Several complications occur due to this viral infection and proper medication is still not
available to cure the disease. However, the modern gene editing technique, Transcription
Activator Like Effector Nuclease (TALEN), has a potential to use as an alternative strategy to
eradicate the disease. In this study, the potential TALEN target sites present in the genome
of HSV-2 were identified using bioinformatic tools. The viral gene UL21, which is essential
for the propagation of the virus, and the gene UL30 (DNA polymerase) which is essential for
the viral multiplication, were selected to find targets for TALENs so that these genes can be
altered to diminish the viral persistence and multiplication. We used the tool ‘TAL effector
nucleotide targeter 2.0’ to identify the possible TALEN targets and some targets were
selected based on binding efficiency and validated for the absence of off-target sites in
human and murine genome and other locations of the same viral genome using the tools
‘Paired target finder’ and ‘PROGNOS’. In addition, a rough prediction of off-targets in
genomes of other organisms was performed by searching for local alignments of the TALEN
target sequence using the tool ‘nBLAST’. The TALEN sites with better binding affinity and
null off-target effect were selected and the putative functions of the mutated protein were
predicted so as to avoid the sites that lead to mutated proteins having an undesired function.

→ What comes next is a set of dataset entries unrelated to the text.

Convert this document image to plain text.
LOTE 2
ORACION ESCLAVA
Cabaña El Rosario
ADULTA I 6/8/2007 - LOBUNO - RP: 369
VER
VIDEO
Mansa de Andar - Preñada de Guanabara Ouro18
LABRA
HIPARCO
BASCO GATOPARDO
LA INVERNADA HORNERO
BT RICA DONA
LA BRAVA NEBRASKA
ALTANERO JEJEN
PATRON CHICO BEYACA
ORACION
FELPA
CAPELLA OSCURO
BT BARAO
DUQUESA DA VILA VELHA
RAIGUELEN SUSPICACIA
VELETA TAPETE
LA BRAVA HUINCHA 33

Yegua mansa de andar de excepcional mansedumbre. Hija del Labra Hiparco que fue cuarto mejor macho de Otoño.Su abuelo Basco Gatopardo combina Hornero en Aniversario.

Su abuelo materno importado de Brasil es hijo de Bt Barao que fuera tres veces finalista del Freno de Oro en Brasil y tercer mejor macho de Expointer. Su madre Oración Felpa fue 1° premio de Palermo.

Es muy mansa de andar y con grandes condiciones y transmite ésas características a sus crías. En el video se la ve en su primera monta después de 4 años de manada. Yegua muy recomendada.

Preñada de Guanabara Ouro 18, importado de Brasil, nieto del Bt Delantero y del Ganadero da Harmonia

Considering all these criteria, best scoring TALEN target sites were selected. The target
sites selected for UL21 gene are, 5’T CACGGGCACCCGCGCCCCCA gaccgatggccgggaccg
GGGCCGGGGGCGCGGGGGCC A3’, 5’T GGACGCCCGCGACCGGCGC
acggatgtcgtgatcacgg GCACCCGCGCCCCCAGACCG A3’, 5’T
CCGCCAGCGCGGCCTGCGG gacgtgcggcccgtggg GGAGGACGAGGTGTTCCTGG A3’
and 5’T CGGGATTCTCAGCCGGGGG aaattgccaagtttg GCCTGGTGGTCCGGGGGAC A3’.
The target sites selected for UL30 gene are 5’T CCACGACGGCCGCCTCCGGC
gcgcccctaaggtgtact GCGGGGGGGACGAGCGCG A3’, 5’T CGCCCCGCGTTCGCTGGACG
aggacgcccccgcggagcag CGCACCGGGGTCCACG A3’, 5’T
GCGCGCCGCCCAGCTCCACG agcgatttatggacgccatc ACGCCCGCCGGGACCGTC A3’,
5’T GGACGCCATCACGCCCGCCG ggaccgtcatcacgc TTCTGGGTCTGACCCCCGA A3’
and 5’T GGTACCGCCTCAAGCCCG gccgcgggaacgcgc CGGCCCAACCGCGCCCCCCG
A3’.These potential target sites could be used to construct site specific TALENs or to
construct vectors possessing the gene for TALENs which can be used as therapeutic
agents for the treatment of HSV-2 infection, but the on-target and off-target effects should be
further assessed by in vitro and in vivo studies. These target sites may not be universally
applicable to all the strains of the virus and the off-targets may present in the genomes that
are not available in the GenBank database.